If you hadn’t noticed, I am a big fan of the work that Dan Singleton is doing concerning the role of dynamics in discerning reaction mechanisms. Dan’s group has reported another outstanding study combining experiments, traditional QM computations, and molecular dynamics – this time on the Wittig reaction.1
The key question concerning the mechanism is whether a betaine intermediate is accessed along the reaction (path A) or whether the reaction proceeds in a concerted manner (path B). Earlier computations had supported the concerted pathway (B).
Experimental determination of the heavy atom kinetic isotope effect was made for Reaction 1.

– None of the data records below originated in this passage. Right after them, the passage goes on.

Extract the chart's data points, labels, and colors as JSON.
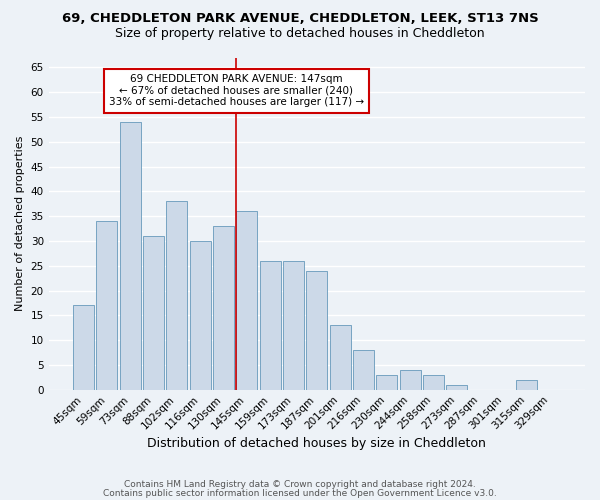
{
  "title1": "69, CHEDDLETON PARK AVENUE, CHEDDLETON, LEEK, ST13 7NS",
  "title2": "Size of property relative to detached houses in Cheddleton",
  "xlabel": "Distribution of detached houses by size in Cheddleton",
  "ylabel": "Number of detached properties",
  "categories": [
    "45sqm",
    "59sqm",
    "73sqm",
    "88sqm",
    "102sqm",
    "116sqm",
    "130sqm",
    "145sqm",
    "159sqm",
    "173sqm",
    "187sqm",
    "201sqm",
    "216sqm",
    "230sqm",
    "244sqm",
    "258sqm",
    "273sqm",
    "287sqm",
    "301sqm",
    "315sqm",
    "329sqm"
  ],
  "values": [
    17,
    34,
    54,
    31,
    38,
    30,
    33,
    36,
    26,
    26,
    24,
    13,
    8,
    3,
    4,
    3,
    1,
    0,
    0,
    2,
    0
  ],
  "bar_color": "#ccd9e8",
  "bar_edge_color": "#6699bb",
  "vline_index": 7,
  "vline_color": "#cc0000",
  "annotation_text": "69 CHEDDLETON PARK AVENUE: 147sqm\n← 67% of detached houses are smaller (240)\n33% of semi-detached houses are larger (117) →",
  "annotation_box_color": "white",
  "annotation_box_edge": "#cc0000",
  "footer1": "Contains HM Land Registry data © Crown copyright and database right 2024.",
  "footer2": "Contains public sector information licensed under the Open Government Licence v3.0.",
  "ylim": [
    0,
    67
  ],
  "yticks": [
    0,
    5,
    10,
    15,
    20,
    25,
    30,
    35,
    40,
    45,
    50,
    55,
    60,
    65
  ],
  "bg_color": "#edf2f7",
  "grid_color": "#ffffff",
  "title1_fontsize": 9.5,
  "title2_fontsize": 9,
  "xlabel_fontsize": 9,
  "ylabel_fontsize": 8,
  "tick_fontsize": 7.5,
  "annotation_fontsize": 7.5,
  "footer_fontsize": 6.5
}
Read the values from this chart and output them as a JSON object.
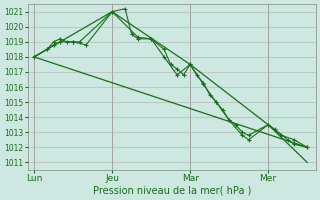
{
  "background_color": "#cce8e0",
  "grid_color": "#b0b0b0",
  "line_color": "#1a6e1a",
  "xlabel": "Pression niveau de la mer( hPa )",
  "ylim": [
    1010.5,
    1021.5
  ],
  "yticks": [
    1011,
    1012,
    1013,
    1014,
    1015,
    1016,
    1017,
    1018,
    1019,
    1020,
    1021
  ],
  "xtick_labels": [
    "Lun",
    "Jeu",
    "Mar",
    "Mer"
  ],
  "xtick_positions": [
    0,
    36,
    72,
    108
  ],
  "vlines": [
    0,
    36,
    72,
    108
  ],
  "xlim": [
    -3,
    130
  ],
  "series1_x": [
    0,
    6,
    9,
    12,
    15,
    18,
    21,
    36,
    42,
    45,
    48,
    54,
    60,
    63,
    66,
    69,
    72,
    75,
    78,
    81,
    84,
    87,
    90,
    93,
    96,
    99,
    108,
    111,
    117,
    120,
    126
  ],
  "series1_y": [
    1018.0,
    1018.5,
    1019.0,
    1019.2,
    1019.0,
    1019.0,
    1019.0,
    1021.0,
    1021.2,
    1019.5,
    1019.2,
    1019.2,
    1018.5,
    1017.5,
    1017.2,
    1016.8,
    1017.5,
    1016.8,
    1016.3,
    1015.5,
    1015.0,
    1014.5,
    1013.8,
    1013.5,
    1013.0,
    1012.8,
    1013.5,
    1013.2,
    1012.5,
    1012.2,
    1012.0
  ],
  "series2_x": [
    0,
    6,
    9,
    12,
    18,
    24,
    36,
    48,
    54,
    60,
    66,
    72,
    78,
    84,
    90,
    96,
    99,
    108,
    114,
    120,
    126
  ],
  "series2_y": [
    1018.0,
    1018.5,
    1018.8,
    1019.0,
    1019.0,
    1018.8,
    1021.0,
    1019.3,
    1019.2,
    1018.0,
    1016.8,
    1017.5,
    1016.2,
    1015.0,
    1013.8,
    1012.8,
    1012.5,
    1013.5,
    1012.8,
    1012.5,
    1012.0
  ],
  "trend_x": [
    0,
    36,
    72,
    108,
    126
  ],
  "trend_y": [
    1018.0,
    1021.0,
    1017.5,
    1013.5,
    1011.0
  ],
  "long_trend_x": [
    0,
    126
  ],
  "long_trend_y": [
    1018.0,
    1012.0
  ]
}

Using the 6-31+G(2df,p) basis set, three different density functionals predict three different potential energy surfaces. With M06-2x, the surface indicates path A (stepwise), with the first step rate-limiting. B3P86 also predicts the stepwise reaction, but the second step is rate-limiting. The Lc-wPBE functional predicts a concerted reaction. Using these surfaces, they predicted the carbon isotope effect and compared it to the experimental values. The best agreement is with the M06-2x surface with a weighting of the vibrational energies of the two different TSs. The optimized structures of the two transition states, the betaine intermediate, and the product are shown in Figure 1.
Figure 1. M06-2x/6-31+G(2df,p) optimized geometry of the critical points of Reaction 1.

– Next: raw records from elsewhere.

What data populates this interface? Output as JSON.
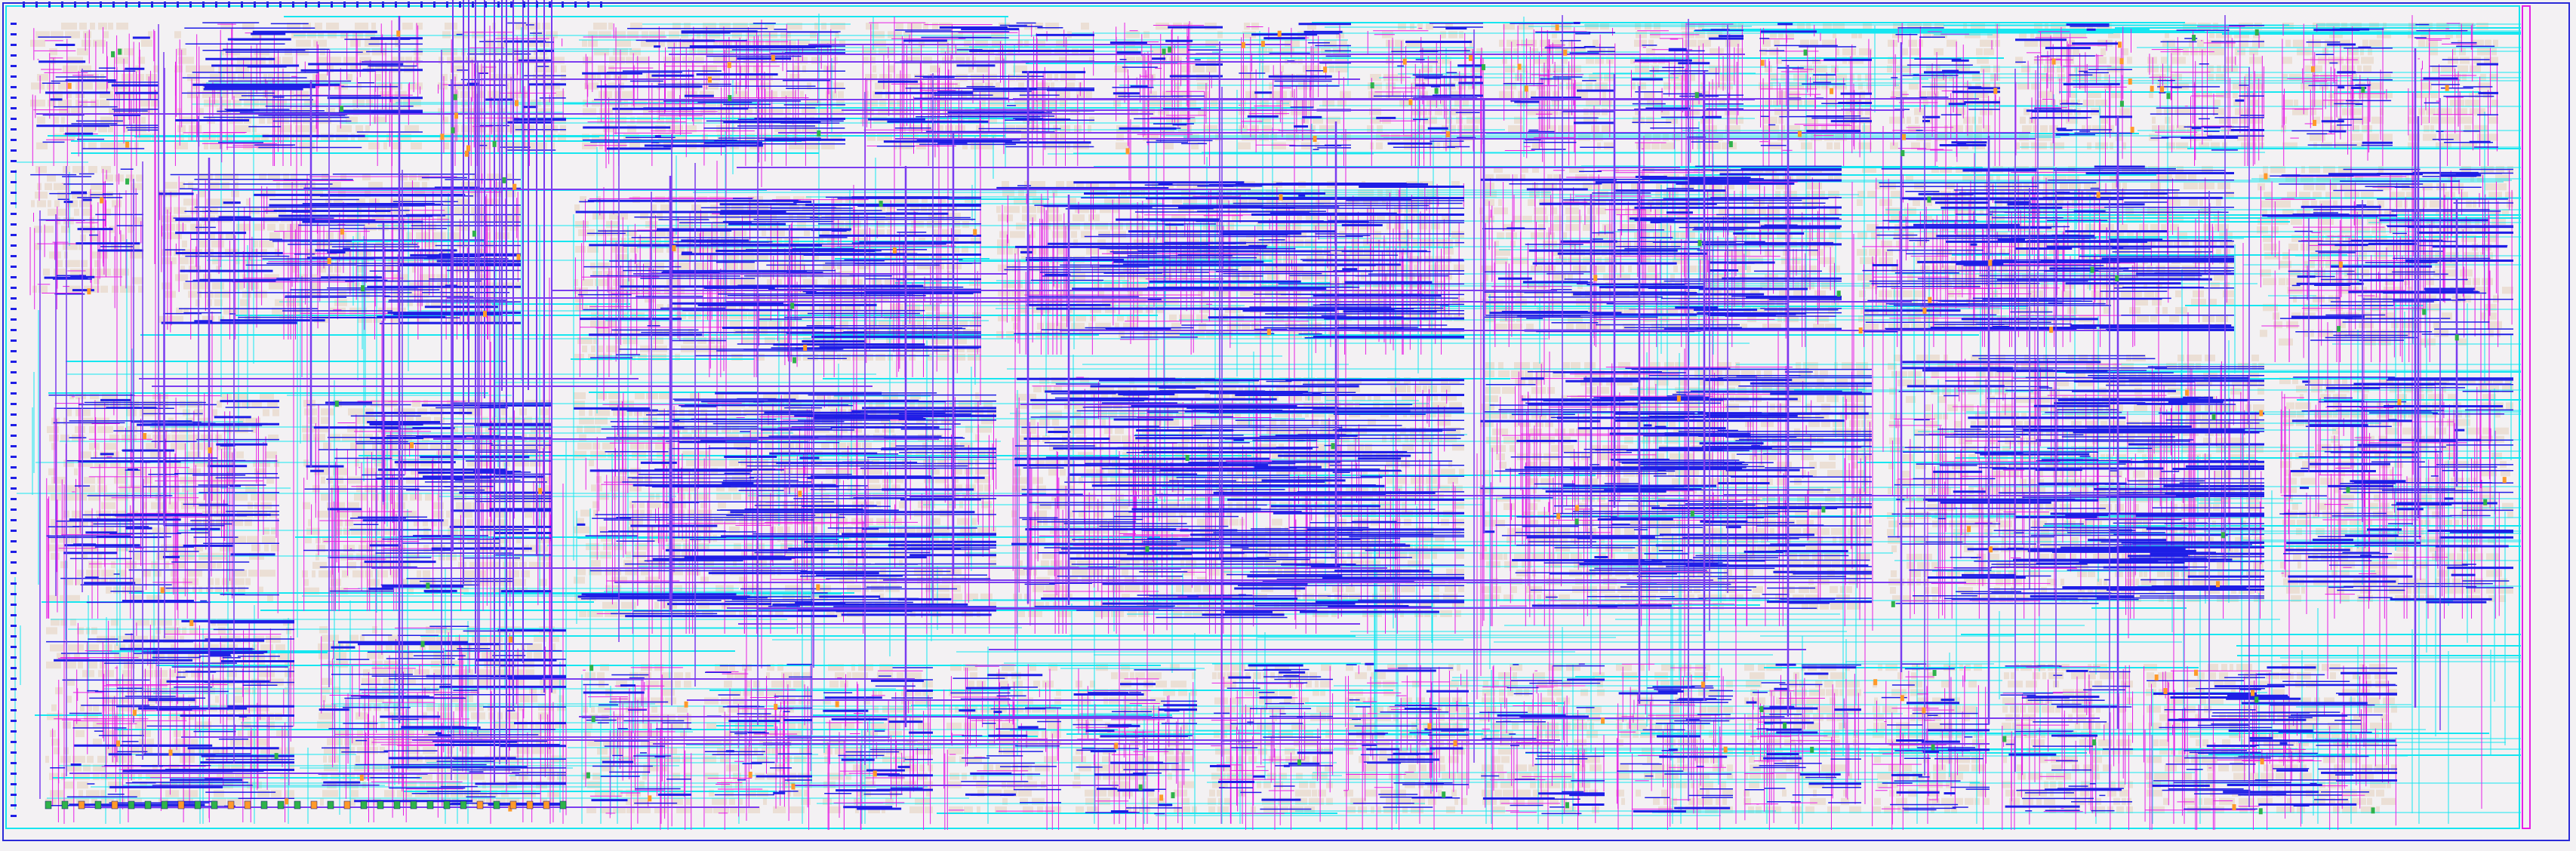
{
  "view": {
    "background": "#f3f1f3",
    "die_outline_color": "#2a2ad8",
    "colors": {
      "metal1_blue": "#1e1ee6",
      "metal2_cyan": "#16e6f0",
      "metal3_magenta": "#e61ee6",
      "metal4_violet": "#7a3cf0",
      "cell_fill": "#e9dccf",
      "pin_orange": "#ff9a2a",
      "pin_green": "#2fb24a",
      "via_dark": "#0a0a7a"
    }
  },
  "layout": {
    "type": "placed-and-routed chip layout (no visible text labels)"
  }
}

The agreement of the predicted and experimental KIE is not ideal. So, they performed molecular dynamics computations with the ONIOM approach using M06-2x/6-31G* for Reaction 1 and 53 THF molecules treated at PM3. 360 trajectories were begun in the region of the first transition state (TS1), and they can be organized into 4 groups. The first group (128 trajectories) are reactions that produce product. The second group (76 cases) form the C-C bond but then it ruptures and returns to reactant. The third group (82 cases) have an immediate recrossing back to reactant, and the last group (16 cases) takes product back to the first TS and then returns to product. The predicted KIE using this weighted MD results gives values in outstanding agreement with the experiments.
Of the first group, about 50% pass from TS1 to TS2 in less than 150 fs, or in other words look like a concerted path. But a good number of trajectories reside in the betaine region for 1-2 ps.
In contrast, trajectories initiated from the betaine with equilibrated THF molecules indicate a median of 600 ps to travel from TS1 to TS2 and do not resemble a concerted path.
They argue that this bimodal distribution is in part associated with a solvent effect. When the first TS is crossed the solvent molecules are not equilibrated about the solute, and 10-20% of the trajectories immediately pass through the betaine region due to “dynamic matching” where the entering motion matches with exiting over the second transition state. The longer trajectories result from improper dynamic matching, but faster motion in the solute than motion amongst the solvent needed to stabilize the betaine. So, not only do we need to be concerned about dynamic effects involving the reactants, we need to be concerned about dynamics associated with the solvent too!
(1) Chen, Z.; Nieves-Quinones, Y.; Waas, J. R.; Singleton, D. A. "Isotope Effects, Dynamic Matching, and Solvent Dynamics in a Wittig Reaction. Betaines as Bypassed Intermediates," J. Am. Chem. Soc. 2014, 136, 13122-13125, DOI: 10.1021/ja506497b.